Diaz was born in Cuba and raised by Cuban Quaker parents. He attended Guilford College in Greensboro, N.C., a small Quaker liberal arts school. There, he awakened academically at a relatively late age. He was awarded a Special University Fellowship to attend graduate school at the Ohio State University, finalizing a Master’s degree in 1976 and his Ph.D. in 1979, both in Psychology. The emphasis of his training was in Psychophysiology and Counseling.
In 1980, having taught “Cross Cultural Therapy for the Hispanic” at Ohio State University, he began work with unaccompanied minors that had arrived via the Mariel Boatlift in several refugee camps. He returned to Miami, having rediscovered his roots, and provided family therapy to clients in the Liberty City and Wynwood areas for the Department of Youth and Family Development.
He is active advocating for improved police/community relations and a variety of other violence reduction efforts. He is a member of the National Association of Civilian Oversight of Law Enforcement (NACOLE) and serves on the Board of Directors.
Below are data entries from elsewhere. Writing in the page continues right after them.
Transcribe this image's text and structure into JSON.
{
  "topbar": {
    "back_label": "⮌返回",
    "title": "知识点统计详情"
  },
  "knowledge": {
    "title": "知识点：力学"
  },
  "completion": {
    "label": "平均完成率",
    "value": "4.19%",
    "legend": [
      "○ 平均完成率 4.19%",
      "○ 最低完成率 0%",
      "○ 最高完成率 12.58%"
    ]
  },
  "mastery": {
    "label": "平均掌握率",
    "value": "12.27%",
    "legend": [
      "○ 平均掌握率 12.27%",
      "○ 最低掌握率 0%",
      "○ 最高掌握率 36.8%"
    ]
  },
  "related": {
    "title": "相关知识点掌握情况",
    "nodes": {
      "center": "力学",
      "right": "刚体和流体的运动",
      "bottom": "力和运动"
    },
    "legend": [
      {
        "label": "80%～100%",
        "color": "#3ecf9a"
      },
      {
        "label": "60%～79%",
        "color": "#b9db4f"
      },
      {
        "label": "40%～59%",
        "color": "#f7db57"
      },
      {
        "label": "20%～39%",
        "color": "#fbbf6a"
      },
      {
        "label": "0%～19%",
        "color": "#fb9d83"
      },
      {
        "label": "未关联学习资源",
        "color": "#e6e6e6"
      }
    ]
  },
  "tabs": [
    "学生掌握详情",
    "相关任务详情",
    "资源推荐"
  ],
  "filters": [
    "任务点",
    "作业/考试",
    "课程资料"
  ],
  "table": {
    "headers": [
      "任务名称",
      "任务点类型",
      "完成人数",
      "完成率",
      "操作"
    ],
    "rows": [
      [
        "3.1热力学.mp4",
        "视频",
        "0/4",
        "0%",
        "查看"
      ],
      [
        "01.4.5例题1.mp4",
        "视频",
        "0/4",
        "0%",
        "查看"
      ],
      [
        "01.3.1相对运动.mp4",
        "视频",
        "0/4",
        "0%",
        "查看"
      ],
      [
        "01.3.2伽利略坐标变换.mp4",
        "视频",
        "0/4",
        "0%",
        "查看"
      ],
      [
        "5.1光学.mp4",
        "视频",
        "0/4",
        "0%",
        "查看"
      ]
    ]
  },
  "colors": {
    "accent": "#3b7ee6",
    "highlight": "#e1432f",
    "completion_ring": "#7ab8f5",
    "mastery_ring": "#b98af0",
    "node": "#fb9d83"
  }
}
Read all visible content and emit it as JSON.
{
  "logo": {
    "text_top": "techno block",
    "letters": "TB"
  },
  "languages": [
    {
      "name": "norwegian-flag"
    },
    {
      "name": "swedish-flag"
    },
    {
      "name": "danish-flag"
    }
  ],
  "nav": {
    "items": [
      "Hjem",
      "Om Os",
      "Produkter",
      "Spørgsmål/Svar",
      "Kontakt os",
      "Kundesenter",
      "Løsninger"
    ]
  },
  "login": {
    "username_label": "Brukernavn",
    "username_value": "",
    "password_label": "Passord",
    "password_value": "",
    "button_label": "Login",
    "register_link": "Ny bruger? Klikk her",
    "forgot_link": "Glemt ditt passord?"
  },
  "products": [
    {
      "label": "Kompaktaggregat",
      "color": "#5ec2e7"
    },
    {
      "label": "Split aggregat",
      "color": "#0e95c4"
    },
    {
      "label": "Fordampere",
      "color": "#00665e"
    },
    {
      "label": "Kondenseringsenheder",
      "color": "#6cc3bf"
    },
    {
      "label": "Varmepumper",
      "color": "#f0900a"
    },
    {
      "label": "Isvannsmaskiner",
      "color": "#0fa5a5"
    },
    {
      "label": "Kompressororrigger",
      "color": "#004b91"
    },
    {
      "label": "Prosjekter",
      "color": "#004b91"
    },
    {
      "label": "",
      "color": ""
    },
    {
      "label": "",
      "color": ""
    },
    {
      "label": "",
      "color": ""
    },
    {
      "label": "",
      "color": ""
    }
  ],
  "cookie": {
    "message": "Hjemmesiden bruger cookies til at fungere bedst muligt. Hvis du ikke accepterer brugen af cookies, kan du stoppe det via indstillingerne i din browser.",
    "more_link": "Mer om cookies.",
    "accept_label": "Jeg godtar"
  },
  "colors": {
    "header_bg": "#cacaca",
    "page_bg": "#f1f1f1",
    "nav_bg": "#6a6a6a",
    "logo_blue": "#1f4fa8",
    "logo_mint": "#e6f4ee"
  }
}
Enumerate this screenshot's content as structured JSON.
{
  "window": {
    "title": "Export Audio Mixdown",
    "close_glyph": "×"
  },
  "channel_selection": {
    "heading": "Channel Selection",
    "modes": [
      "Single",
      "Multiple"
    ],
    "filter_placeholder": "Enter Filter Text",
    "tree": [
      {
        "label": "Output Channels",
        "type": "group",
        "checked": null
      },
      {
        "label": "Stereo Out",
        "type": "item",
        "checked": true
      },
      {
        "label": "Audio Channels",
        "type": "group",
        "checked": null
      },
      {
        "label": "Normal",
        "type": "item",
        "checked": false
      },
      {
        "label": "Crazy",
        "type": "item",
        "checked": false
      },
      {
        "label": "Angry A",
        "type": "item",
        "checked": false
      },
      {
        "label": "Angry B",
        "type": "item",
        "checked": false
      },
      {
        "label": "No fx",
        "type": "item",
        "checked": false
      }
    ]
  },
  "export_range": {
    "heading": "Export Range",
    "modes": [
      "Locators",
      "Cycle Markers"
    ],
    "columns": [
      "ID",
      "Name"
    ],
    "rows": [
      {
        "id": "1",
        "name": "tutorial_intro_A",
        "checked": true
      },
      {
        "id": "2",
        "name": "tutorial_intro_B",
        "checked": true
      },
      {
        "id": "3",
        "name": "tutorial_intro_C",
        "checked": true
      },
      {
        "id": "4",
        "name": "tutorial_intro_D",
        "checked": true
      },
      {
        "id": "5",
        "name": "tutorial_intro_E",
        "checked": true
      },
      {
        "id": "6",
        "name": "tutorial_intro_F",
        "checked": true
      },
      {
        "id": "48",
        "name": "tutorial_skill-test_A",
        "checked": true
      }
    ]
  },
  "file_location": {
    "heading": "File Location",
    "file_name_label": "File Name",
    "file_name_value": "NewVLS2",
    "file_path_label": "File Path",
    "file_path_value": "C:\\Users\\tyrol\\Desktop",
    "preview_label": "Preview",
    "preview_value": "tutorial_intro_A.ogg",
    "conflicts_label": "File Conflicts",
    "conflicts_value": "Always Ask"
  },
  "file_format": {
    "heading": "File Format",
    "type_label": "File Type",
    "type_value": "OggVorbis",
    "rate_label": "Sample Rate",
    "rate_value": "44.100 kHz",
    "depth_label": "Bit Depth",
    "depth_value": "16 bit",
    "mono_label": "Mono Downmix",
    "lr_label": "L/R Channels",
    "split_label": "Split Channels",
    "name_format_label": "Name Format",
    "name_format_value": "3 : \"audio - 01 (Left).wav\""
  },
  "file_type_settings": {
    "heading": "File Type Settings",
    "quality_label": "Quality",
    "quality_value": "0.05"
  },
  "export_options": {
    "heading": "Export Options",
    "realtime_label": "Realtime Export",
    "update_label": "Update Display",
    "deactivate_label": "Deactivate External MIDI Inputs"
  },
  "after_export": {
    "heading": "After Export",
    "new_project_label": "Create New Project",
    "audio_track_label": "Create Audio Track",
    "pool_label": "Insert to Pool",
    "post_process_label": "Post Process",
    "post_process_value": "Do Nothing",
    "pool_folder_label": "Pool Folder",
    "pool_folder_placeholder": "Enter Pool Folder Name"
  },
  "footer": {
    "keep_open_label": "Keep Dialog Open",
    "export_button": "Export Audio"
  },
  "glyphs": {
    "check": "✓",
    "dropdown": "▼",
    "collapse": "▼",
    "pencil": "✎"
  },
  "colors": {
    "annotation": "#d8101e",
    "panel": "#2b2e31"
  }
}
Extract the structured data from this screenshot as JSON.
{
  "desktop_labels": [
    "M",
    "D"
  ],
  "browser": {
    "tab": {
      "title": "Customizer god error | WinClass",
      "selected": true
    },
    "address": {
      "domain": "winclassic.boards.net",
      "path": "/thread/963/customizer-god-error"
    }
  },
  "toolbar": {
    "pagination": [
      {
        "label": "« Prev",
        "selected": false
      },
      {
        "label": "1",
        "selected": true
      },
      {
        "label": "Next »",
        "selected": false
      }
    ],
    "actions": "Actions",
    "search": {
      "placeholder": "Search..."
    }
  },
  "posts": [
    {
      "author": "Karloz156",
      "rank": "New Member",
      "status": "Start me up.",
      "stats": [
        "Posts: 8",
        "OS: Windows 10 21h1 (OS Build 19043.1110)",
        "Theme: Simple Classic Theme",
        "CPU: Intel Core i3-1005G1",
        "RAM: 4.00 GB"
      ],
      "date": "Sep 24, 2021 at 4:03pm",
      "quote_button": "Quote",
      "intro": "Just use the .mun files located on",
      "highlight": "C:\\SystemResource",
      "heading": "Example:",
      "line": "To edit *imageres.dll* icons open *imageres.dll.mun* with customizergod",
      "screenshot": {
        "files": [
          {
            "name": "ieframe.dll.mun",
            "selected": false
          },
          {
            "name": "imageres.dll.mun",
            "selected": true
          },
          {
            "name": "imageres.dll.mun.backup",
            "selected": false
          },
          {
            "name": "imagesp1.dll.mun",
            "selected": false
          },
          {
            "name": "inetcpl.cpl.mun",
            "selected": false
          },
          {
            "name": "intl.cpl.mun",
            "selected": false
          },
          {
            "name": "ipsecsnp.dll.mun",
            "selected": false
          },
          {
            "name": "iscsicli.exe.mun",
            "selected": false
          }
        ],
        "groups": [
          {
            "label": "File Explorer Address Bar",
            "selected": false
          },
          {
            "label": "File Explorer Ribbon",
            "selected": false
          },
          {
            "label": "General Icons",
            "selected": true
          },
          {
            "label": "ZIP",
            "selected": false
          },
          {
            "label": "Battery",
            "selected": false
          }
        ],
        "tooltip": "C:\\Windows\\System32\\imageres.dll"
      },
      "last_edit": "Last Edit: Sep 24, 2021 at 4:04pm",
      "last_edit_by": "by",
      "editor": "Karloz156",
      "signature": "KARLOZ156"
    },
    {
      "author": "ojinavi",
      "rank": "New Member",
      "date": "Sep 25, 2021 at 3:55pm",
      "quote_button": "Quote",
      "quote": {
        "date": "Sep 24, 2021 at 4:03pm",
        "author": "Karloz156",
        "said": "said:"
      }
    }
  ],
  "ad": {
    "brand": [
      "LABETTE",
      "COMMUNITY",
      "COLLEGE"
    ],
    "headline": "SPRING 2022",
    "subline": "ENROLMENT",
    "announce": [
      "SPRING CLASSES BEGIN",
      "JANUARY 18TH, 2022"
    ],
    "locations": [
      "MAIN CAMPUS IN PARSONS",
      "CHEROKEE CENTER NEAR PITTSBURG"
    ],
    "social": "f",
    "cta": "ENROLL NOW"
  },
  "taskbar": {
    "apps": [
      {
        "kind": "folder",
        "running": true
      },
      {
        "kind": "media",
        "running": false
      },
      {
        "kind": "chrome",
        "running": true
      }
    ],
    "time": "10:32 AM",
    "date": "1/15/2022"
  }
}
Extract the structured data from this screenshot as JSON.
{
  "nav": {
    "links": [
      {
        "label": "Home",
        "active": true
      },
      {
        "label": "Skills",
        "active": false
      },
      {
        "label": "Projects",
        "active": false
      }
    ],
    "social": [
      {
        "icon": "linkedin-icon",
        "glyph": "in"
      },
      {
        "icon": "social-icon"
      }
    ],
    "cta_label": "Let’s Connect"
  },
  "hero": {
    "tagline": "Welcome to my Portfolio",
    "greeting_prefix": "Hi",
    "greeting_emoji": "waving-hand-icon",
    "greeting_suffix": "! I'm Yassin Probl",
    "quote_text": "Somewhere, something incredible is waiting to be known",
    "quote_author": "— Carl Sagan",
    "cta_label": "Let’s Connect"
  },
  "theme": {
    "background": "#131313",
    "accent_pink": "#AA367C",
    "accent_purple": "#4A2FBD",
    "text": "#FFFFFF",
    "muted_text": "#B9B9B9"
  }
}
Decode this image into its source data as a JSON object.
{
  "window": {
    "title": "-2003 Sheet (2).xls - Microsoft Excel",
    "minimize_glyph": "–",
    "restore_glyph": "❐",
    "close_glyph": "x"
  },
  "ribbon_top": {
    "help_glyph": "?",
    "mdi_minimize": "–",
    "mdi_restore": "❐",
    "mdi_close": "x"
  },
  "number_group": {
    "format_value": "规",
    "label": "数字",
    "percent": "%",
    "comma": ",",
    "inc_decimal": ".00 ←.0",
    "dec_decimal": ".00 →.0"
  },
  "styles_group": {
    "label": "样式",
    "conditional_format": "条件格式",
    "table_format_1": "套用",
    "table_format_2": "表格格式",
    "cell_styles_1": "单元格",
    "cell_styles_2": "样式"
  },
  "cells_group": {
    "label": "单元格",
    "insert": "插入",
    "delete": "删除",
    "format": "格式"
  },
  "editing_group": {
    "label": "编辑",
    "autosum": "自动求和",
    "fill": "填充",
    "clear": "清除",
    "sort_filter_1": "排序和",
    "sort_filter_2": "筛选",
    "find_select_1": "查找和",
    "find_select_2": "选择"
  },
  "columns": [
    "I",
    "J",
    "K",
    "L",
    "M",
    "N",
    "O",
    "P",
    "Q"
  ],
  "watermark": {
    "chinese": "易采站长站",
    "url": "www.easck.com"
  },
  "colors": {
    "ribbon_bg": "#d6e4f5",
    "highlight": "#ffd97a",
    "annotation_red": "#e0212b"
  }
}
Diaz is a past president of the Mental Health Association and remains an active member of Miami Friends Meeting (Quakers). He is active in Prison Ministry and in the Clergy Dialogue of the National Conference for Community and Justice (NCCJ). He has also served on the Expert Task Force of the People of Color Leadership Institute Project funded by the National Center for Child Abuse and Neglect, and as a Common Ground Fellow of the University of Miami, School of Continuing Studies, Community Leadership Project.
Deeply interested in violence prevention, he served the American Psychological Association’s (APA) Commission on Violence and Youth as a member of their cadre of Experts. Diaz is also a member of Psychologists for Social Responsibility (PsySR) and APA’s Division of Peace Psychology. He currently acts as a Lead Facilitator for the Alternatives to Violence Project (AVP).